Codzienność: każdy dobry i zły dzień to kolejny dar o krok naprzód, to kolejna podjęta decyzja, przemyślenie i cel. To obowiązki, hobby i nagradzanie się. To miłość do siebie, której codziennie uczę się na nowo. 

Dary za które jestem wdzięczna i dzięki którym żyję i zdrowieję.

Geschenke des Schicksals sind für mich Menschen, Tiere, Dinge sowie der Alltag.

 Ein Geschenk ist jeder Tag ohne Schmerzen, jedes spontane Lachen, Dankbarkeit für alles Gute und Liebe zu sich selbst.


 Personen: Eltern, Kinder, Freunde, Bekannte, müssen nicht namentlich genannt werden, es ist wichtig, dass sie sind.  Wenn ich an sie denke, fühle ich mich besser, glücklicher, ich bin nicht allein und war es auch nicht, aber irgendwie habe ich es vorher nicht geglaubt.
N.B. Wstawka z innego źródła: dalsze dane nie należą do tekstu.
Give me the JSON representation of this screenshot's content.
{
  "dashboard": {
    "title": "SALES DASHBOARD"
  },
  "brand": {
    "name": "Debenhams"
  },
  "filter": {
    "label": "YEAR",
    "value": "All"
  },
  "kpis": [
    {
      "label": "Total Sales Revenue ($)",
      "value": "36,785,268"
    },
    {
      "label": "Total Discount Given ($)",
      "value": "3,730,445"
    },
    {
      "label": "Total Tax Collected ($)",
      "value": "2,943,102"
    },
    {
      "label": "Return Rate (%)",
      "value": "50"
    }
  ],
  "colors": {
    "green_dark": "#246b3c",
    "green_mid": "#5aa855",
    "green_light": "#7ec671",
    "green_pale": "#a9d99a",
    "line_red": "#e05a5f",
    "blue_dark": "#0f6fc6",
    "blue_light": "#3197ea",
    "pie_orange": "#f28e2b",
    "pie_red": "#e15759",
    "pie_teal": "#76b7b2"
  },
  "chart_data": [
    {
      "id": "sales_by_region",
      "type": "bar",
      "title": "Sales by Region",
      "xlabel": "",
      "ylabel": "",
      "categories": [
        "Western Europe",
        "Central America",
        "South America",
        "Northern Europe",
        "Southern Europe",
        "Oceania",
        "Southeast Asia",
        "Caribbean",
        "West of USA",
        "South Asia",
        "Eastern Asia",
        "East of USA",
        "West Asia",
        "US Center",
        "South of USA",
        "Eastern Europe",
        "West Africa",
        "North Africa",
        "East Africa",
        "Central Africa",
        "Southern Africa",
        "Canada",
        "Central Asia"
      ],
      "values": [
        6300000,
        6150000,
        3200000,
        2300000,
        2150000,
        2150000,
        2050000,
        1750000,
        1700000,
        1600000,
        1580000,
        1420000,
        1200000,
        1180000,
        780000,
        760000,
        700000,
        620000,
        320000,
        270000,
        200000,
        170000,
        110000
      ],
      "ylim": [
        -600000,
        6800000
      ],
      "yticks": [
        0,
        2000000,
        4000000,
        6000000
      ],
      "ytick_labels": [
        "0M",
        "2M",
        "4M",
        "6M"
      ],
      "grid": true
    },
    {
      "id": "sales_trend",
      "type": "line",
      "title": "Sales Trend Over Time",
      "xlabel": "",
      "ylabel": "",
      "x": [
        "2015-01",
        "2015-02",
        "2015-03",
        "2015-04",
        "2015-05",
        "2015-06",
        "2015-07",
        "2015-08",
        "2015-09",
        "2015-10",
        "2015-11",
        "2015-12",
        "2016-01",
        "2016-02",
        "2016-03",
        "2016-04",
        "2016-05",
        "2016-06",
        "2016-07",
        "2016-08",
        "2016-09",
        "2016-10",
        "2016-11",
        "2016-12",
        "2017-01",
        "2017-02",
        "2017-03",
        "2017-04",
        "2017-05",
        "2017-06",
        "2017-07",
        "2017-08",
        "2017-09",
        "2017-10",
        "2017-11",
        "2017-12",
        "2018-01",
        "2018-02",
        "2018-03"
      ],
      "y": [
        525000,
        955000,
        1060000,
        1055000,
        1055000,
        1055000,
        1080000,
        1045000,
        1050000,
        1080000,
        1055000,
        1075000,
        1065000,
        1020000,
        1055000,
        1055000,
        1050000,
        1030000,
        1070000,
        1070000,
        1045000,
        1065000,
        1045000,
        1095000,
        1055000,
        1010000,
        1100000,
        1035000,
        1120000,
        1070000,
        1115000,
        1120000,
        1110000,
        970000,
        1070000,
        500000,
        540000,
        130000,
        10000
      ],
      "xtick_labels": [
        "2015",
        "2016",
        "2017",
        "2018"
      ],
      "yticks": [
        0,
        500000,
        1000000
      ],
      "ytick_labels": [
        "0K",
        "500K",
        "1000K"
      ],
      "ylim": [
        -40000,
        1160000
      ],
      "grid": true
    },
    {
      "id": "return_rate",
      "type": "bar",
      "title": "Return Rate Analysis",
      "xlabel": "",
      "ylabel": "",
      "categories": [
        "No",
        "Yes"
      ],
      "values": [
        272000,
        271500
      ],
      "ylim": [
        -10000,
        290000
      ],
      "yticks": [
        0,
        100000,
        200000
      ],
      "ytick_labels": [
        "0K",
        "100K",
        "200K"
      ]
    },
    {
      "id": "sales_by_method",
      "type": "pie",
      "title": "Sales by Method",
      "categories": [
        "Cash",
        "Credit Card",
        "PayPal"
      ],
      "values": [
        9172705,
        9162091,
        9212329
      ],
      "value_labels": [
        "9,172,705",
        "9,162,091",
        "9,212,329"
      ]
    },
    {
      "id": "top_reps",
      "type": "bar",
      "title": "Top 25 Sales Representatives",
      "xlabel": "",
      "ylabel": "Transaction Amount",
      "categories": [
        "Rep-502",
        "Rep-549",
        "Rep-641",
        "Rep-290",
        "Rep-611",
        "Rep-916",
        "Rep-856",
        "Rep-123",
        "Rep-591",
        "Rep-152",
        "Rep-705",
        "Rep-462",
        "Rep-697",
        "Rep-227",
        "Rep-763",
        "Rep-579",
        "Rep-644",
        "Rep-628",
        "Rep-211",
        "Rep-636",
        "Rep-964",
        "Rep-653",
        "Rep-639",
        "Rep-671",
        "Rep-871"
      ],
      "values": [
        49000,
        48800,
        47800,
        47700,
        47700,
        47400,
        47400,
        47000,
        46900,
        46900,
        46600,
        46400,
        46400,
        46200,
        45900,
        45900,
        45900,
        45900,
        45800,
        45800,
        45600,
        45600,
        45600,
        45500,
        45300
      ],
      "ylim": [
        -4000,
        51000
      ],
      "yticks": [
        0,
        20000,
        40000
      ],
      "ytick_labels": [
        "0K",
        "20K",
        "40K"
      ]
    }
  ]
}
 Tiere: Cosmo, meine geliebte Katze, mein viertes Kind und Glück, mein Antidepressivum, meine Therapie und mein Lehrer.  Von seinem Frühstück aus beginne ich das Ritual der Dankbarkeit, von ihm lerne ich Achtsamkeit, Aufmerksamkeit, Ruhe, bedingungslose Liebe und Entspannung.  Jedes Miauen ist anders, ich lerne Cosmo zu verstehen, während er mich lernt.  Jeden Tag erlaubt er mehr Streicheln obwohl er es grundsätzlich vermeidet, ich verstehe es, wenn er will, er gibt mir ein Signal und ich lese es richtig und es ist wunderschön.

 Jack, mein Hund, mein drittes Kind, ist in Polen geblieben und lebt bei meinen Eltern, ein wunderbarer Hund, vielleicht habe ich ihm nicht alles gegeben, wie es sein sollte, vielleicht waren die Bedingungen nicht immer günstig, aber jetzt ist er glücklich.  Wenn ich bei meinen Eltern bin, verlässt er mich nie, zeigt, dass er mich liebt und ich liebe ihm. 

 Ich habe auch Kontakt zu Pferden, ich habe aufgehört, Angst vor ihnen zu haben, in ihrer Nähe zu sein, das reicht mir, sie sind weise, warmherzig und hören zu, also rede ich mit ihnen, sie verurteilen mich nicht.  Treue Zuhörer.


 Dinge: alle Gegenstände, Bücher, Zeitschriften, Souvenirs, Notizbücher, Kalender, Fotos, die ich leidenschaftlich sammle und lese, entwickle und lerne.


 Alltag: Jeder gute und schlechte Tag ist ein weiteres Geschenk, einen Schritt voraus, eine andere Entscheidung, Reflexion und Ziel.  Es sind Pflichten, Hobbys und Belohnungen.  Es ist eine Liebe zu mir selbst, die ich jeden Tag neu lerne.


 Geschenke, für die ich dankbar bin und dank denen ich lebe und bin gesünder.